The National Historic Sites Alliance supports initiatives to improve the protection of historic sites across the country, whether designated or not.

Modern Era Historic Sites in Canada

An overlooked area of commemoration in Canada is the designation of nationally signifcant places reflecting the Modern Movement in Canada. There have been initatives by DOCOMOMO International working parties to identify significant modern era places for protection. Especially active is the DOCOMOMO-Quebec working party in performing research and activities related to protecting modern sites in Quebec.

Nationally, there are several designations, but not with a sense of representative value within a system of commemoration. In the late 1990s, Parks Canada took the initiative to identify Modern Era historic sites as underrepresented; the result was a national scan of potential sites for designation.

Overview, Framework for Analysis and Criteria for Evaluation, Historic Sites nad Monuments Board of Canada, Fall 1997.

The first was the Binning Residence in West Vancouver, which has experienced serious challenges of being protected since designated. A guide of the criteria was published by Parks Canada to encourage new nominations, but only few were received.

Parks Canada, Commemorting Canada’s Built Heritage of the Modern Era, 2001.

The National Historic Sites Alliance is intertested in supporting sites for potential designation that may be of national signifcance. Here is a slideshow of Canada’s rich legacy of the Modern Era that may be worthy of commemoration.

  • Arctic Research Labratory, Igloolik, NU

An Act of Federal Legislation: a National Historic Sites Act

Unlike most G20 countries, Canada does not have comprehensive federal legislation for legal protection of National Historic Sites.

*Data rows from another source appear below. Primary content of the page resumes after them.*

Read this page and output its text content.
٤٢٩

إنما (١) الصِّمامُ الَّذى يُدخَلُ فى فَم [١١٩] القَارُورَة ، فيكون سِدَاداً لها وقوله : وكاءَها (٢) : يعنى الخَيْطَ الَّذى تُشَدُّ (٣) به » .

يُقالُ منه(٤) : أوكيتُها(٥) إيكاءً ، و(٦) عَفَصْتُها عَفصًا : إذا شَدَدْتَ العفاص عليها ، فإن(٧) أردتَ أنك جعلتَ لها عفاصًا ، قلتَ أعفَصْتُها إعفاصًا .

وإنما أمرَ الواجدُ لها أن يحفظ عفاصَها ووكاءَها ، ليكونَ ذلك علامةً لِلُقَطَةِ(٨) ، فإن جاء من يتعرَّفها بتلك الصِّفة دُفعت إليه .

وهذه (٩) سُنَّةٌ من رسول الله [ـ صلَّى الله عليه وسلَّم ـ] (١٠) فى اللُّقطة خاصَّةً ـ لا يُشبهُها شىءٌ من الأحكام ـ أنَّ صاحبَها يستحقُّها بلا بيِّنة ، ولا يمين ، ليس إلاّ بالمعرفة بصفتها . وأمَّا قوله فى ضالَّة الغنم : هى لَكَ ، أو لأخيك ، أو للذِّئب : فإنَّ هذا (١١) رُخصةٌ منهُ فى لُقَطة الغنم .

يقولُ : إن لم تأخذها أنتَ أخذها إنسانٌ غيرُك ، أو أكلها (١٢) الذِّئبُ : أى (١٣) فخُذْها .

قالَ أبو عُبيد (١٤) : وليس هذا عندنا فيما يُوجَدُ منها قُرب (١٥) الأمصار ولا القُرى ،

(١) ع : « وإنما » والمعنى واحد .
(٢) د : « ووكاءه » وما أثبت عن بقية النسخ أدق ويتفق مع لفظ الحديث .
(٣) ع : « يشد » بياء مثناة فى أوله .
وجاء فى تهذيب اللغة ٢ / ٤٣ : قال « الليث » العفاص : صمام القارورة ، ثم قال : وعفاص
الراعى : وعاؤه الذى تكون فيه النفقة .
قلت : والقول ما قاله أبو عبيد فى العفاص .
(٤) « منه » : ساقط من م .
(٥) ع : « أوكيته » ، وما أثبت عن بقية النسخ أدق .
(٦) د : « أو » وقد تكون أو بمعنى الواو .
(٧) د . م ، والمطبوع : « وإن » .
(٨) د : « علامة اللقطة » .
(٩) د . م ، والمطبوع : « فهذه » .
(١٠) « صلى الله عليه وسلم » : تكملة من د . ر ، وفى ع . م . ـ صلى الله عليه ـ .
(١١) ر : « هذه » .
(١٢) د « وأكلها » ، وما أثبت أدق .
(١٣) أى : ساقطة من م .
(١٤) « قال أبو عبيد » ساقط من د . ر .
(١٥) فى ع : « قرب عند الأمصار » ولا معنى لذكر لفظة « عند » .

There is no recourse for sites that are threatened and moral encouragement to protect is the only tool offered to protect National Historic Sites.

The act of commemoration is a moral act and not a legal one. Consequently, it has resulted in several unfortunate losses of National Historic Sites, with few implications for intentional demolition and little hope of retaining the memory of the site.

It has also meant that attempts to protect National Historic Sites is often politically motivated and not grounded in a legal framework. Indeed, the whole process is often dependent on political will rather than a non-political legal process.

The National Historic Sites Alliance hopes that this can change with the passing of an Act of Parliament that inshrines protection in legislation.